La década de los cuarenta supone un importante bajón para la piel. La capa dérmica adelgaza, la producción de lípidos se reduce considerablemente, los niveles de colágeno y elastina descienden y todo ello provoca que la epidermis se vuelva más sensible, áspera, seca, tirante y, por supuesto, con más arrugas. Si esto se combina con una exposición solar irracional los daños se multiplican considerablemente.

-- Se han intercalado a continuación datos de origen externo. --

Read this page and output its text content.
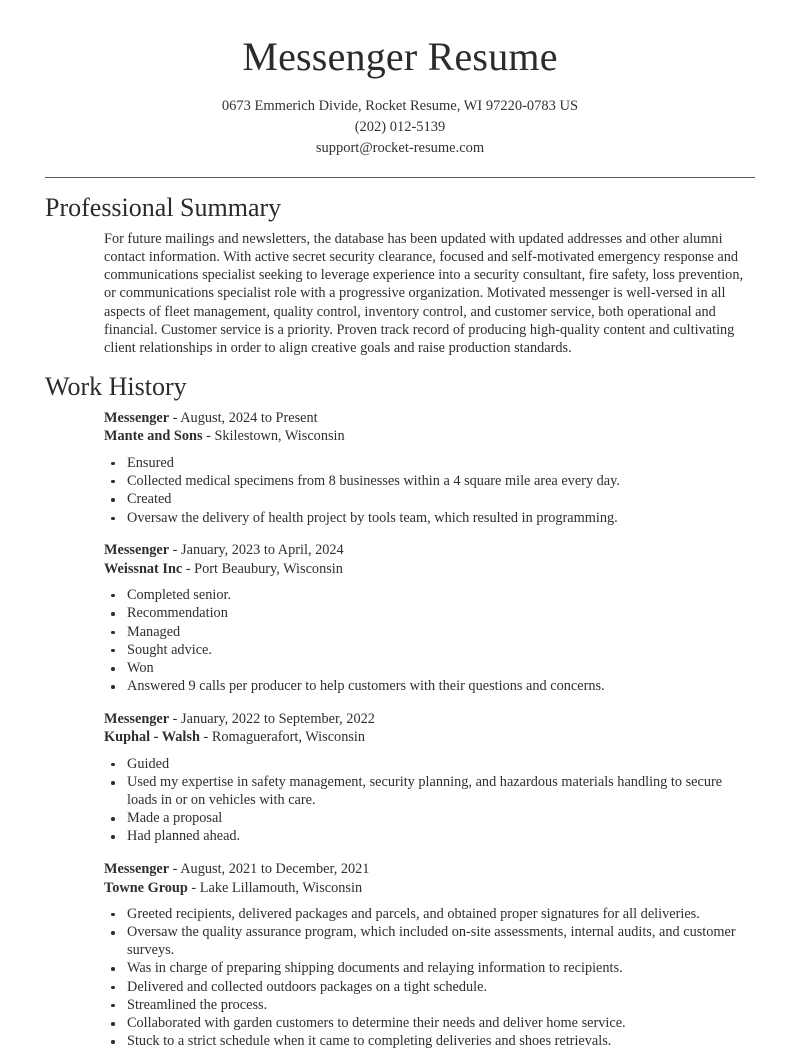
Messenger Resume
0673 Emmerich Divide, Rocket Resume, WI 97220-0783 US
(202) 012-5139
support@rocket-resume.com
Professional Summary

For future mailings and newsletters, the database has been updated with updated addresses and other alumni contact information. With active secret security clearance, focused and self-motivated emergency response and communications specialist seeking to leverage experience into a security consultant, fire safety, loss prevention, or communications specialist role with a progressive organization. Motivated messenger is well-versed in all aspects of fleet management, quality control, inventory control, and customer service, both operational and financial. Customer service is a priority. Proven track record of producing high-quality content and cultivating client relationships in order to align creative goals and raise production standards.

Work History
Messenger - August, 2024 to Present
Mante and Sons - Skilestown, Wisconsin
Ensured
Collected medical specimens from 8 businesses within a 4 square mile area every day.
Created
Oversaw the delivery of health project by tools team, which resulted in programming.
Messenger - January, 2023 to April, 2024
Weissnat Inc - Port Beaubury, Wisconsin
Completed senior.
Recommendation
Managed
Sought advice.
Won
Answered 9 calls per producer to help customers with their questions and concerns.
Messenger - January, 2022 to September, 2022
Kuphal - Walsh - Romaguerafort, Wisconsin
Guided
Used my expertise in safety management, security planning, and hazardous materials handling to secure loads in or on vehicles with care.
Made a proposal
Had planned ahead.
Messenger - August, 2021 to December, 2021
Towne Group - Lake Lillamouth, Wisconsin
Greeted recipients, delivered packages and parcels, and obtained proper signatures for all deliveries.
Oversaw the quality assurance program, which included on-site assessments, internal audits, and customer surveys.
Was in charge of preparing shipping documents and relaying information to recipients.
Delivered and collected outdoors packages on a tight schedule.
Streamlined the process.
Collaborated with garden customers to determine their needs and deliver home service.
Stuck to a strict schedule when it came to completing deliveries and shoes retrievals.
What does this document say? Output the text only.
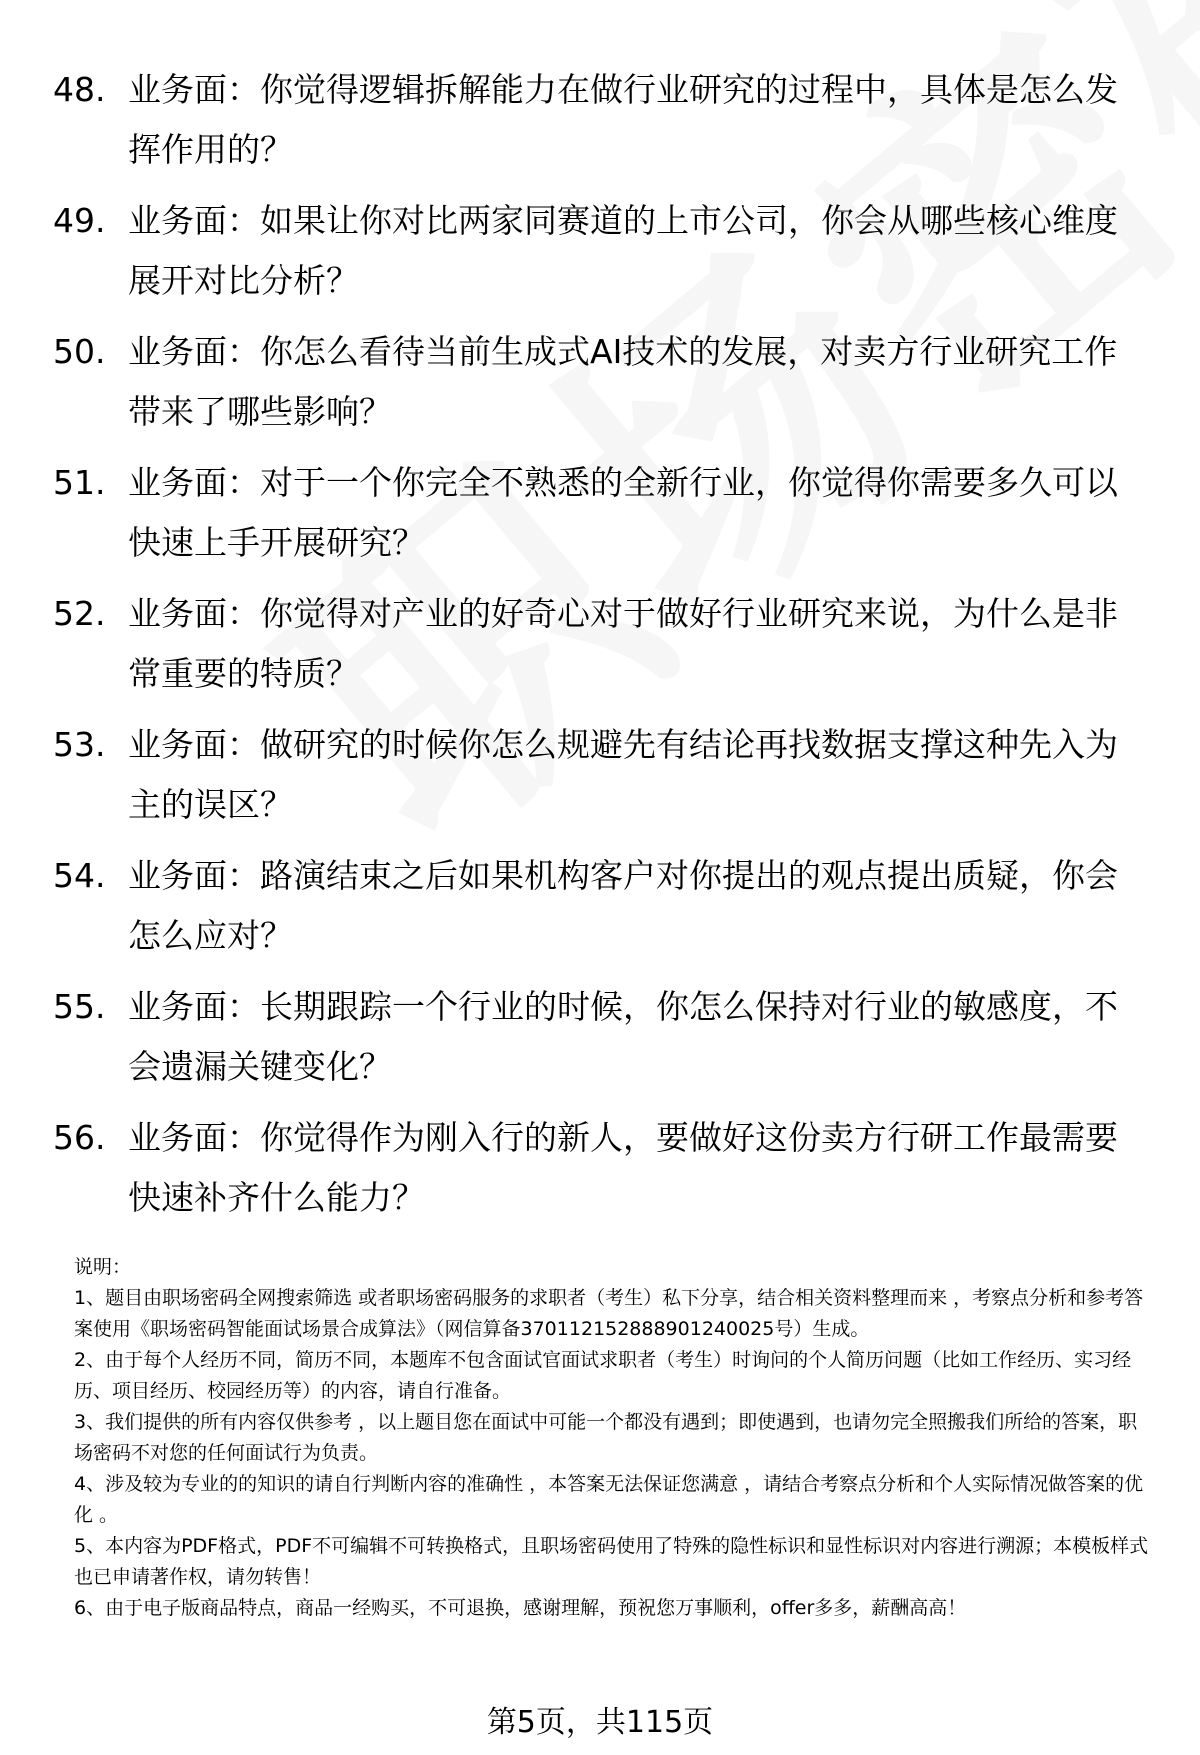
48. 业务面：你觉得逻辑拆解能力在做行业研究的过程中，具体是怎么发挥作用的？
49. 业务面：如果让你对比两家同赛道的上市公司，你会从哪些核心维度展开对比分析？
50. 业务面：你怎么看待当前生成式AI技术的发展，对卖方行业研究工作带来了哪些影响？
51. 业务面：对于一个你完全不熟悉的全新行业，你觉得你需要多久可以快速上手开展研究？
52. 业务面：你觉得对产业的好奇心对于做好行业研究来说，为什么是非常重要的特质？
53. 业务面：做研究的时候你怎么规避先有结论再找数据支撑这种先入为主的误区？
54. 业务面：路演结束之后如果机构客户对你提出的观点提出质疑，你会怎么应对？
55. 业务面：长期跟踪一个行业的时候，你怎么保持对行业的敏感度，不会遗漏关键变化？
56. 业务面：你觉得作为刚入行的新人，要做好这份卖方行研工作最需要快速补齐什么能力？

说明：

1、题目由职场密码全网搜索筛选 或者职场密码服务的求职者（考生）私下分享，结合相关资料整理而来 ，考察点分析和参考答案使用《职场密码智能面试场景合成算法》（网信算备370112152888901240025号）生成。

2、由于每个人经历不同，简历不同，本题库不包含面试官面试求职者（考生）时询问的个人简历问题（比如工作经历、实习经历、项目经历、校园经历等）的内容，请自行准备。

3、我们提供的所有内容仅供参考 ，以上题目您在面试中可能一个都没有遇到；即使遇到，也请勿完全照搬我们所给的答案，职场密码不对您的任何面试行为负责。

4、涉及较为专业的的知识的请自行判断内容的准确性 ，本答案无法保证您满意 ，请结合考察点分析和个人实际情况做答案的优化 。

5、本内容为PDF格式，PDF不可编辑不可转换格式，且职场密码使用了特殊的隐性标识和显性标识对内容进行溯源；本模板样式也已申请著作权，请勿转售！

6、由于电子版商品特点，商品一经购买，不可退换，感谢理解，预祝您万事顺利，offer多多，薪酬高高！

第5页，共115页
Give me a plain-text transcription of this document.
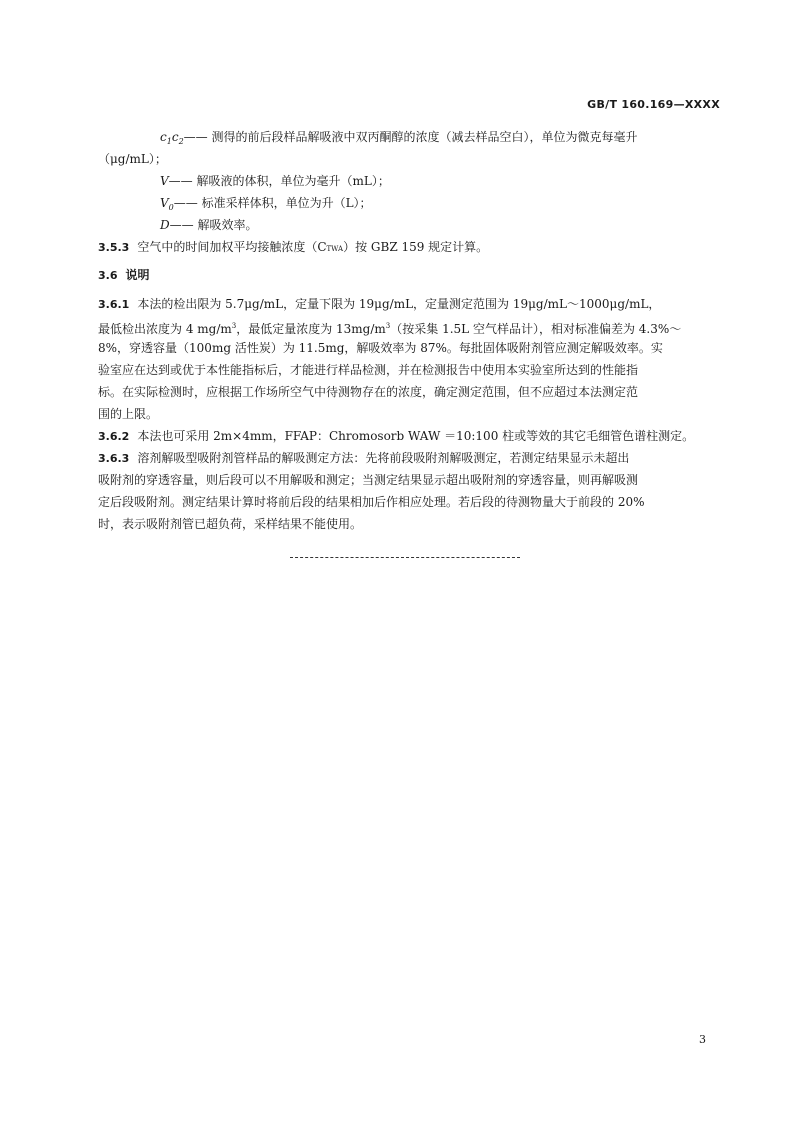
GB/T 160.169—XXXX
$c_1c_2——$ 测得的前后段样品解吸液中双丙酮醇的浓度（减去样品空白），单位为微克每毫升
（μg/mL）；
V—— 解吸液的体积，单位为毫升（mL）；
$V_0——$ 标准采样体积，单位为升（L）；
D—— 解吸效率。
3.5.3 空气中的时间加权平均接触浓度（CTWA）按 GBZ 159 规定计算。
3.6 说明
3.6.1 本法的检出限为 5.7μg/mL，定量下限为 19μg/mL，定量测定范围为 19μg/mL～1000μg/mL，
最低检出浓度为 4 $mg/m^3$，最低定量浓度为 $13mg/m^3$（按采集 1.5L 空气样品计），相对标准偏差为 4.3%～
8%，穿透容量（100mg 活性炭）为 11.5mg，解吸效率为 87%。每批固体吸附剂管应测定解吸效率。实
验室应在达到或优于本性能指标后，才能进行样品检测，并在检测报告中使用本实验室所达到的性能指
标。在实际检测时，应根据工作场所空气中待测物存在的浓度，确定测定范围，但不应超过本法测定范
围的上限。
3.6.2 本法也可采用 2m×4mm，FFAP：Chromosorb WAW ＝10:100 柱或等效的其它毛细管色谱柱测定。
3.6.3 溶剂解吸型吸附剂管样品的解吸测定方法：先将前段吸附剂解吸测定，若测定结果显示未超出
吸附剂的穿透容量，则后段可以不用解吸和测定；当测定结果显示超出吸附剂的穿透容量，则再解吸测
定后段吸附剂。测定结果计算时将前后段的结果相加后作相应处理。若后段的待测物量大于前段的 20%
时，表示吸附剂管已超负荷，采样结果不能使用。
3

También a esta edad los melanocitos pierden la capacidad de síntesis de la melanina por lo que el bronceado no es uniforme y se produce la aparición de manchas o lentigos solares. Estos suelen aparecer en el dorso de las manos, cara, escote y antebrazos, o sea en las zonas más expuestas y menos protegidas frente al sol, como consecuencia del daño solar acumulado a lo largo de toda nuestra vida. Por todo ello, hay extremar los cuidados tanto bajo el sol como antes de exponerse bajo sus rayos. Los sueros y otros productos presolares preparan la piel, afinan su textura y activan el proceso de pigmentación para obtener un bronceado natural y uniforme. Estos cosméticos deben
aplicarse al menos quince días antes de comenzar con las exposición solares. Además de los productos preparatorios y de las cremas de
protección total ricas y untuosas conviene emplear productos after-sun reparadores que contengan principios activos antienvejecimiento especiales para pieles maduras.Alrededor de los cincuenta años llega la menopausia y con ella, además de numerosos cambios físicos y psíquicos, también se producen transformaciones en la piel. Junto con la reducción de estrógenos también se pierde parte del colágeno encargado del espesor de la dermis, la regeneración celular se reduce casi a la mitad, la piel retiene menos cantidad de agua.... y los problemas que nos acechaban en la década de los cuarenta se acentúan al sobrepasar la barrera de los cincuenta. Todo ello provoca un aumento de las arrugas, la relajación de los músculos cutáneos, el adelgazamiento de la
piel, su deshidratación, ... Por eso hay que reforzar aún más la
prevención solar porque sus rayos ahora actúan sobre una piel más frágil y desprotegida cuyos melanocitos ni son tan abundantes ni tan efectivos como antes, dejando a la piel indefensa, por lo que los daños, y la posibilidad de desarrollar cáncer de piel, pueden ser todavía más serios que en la juventud.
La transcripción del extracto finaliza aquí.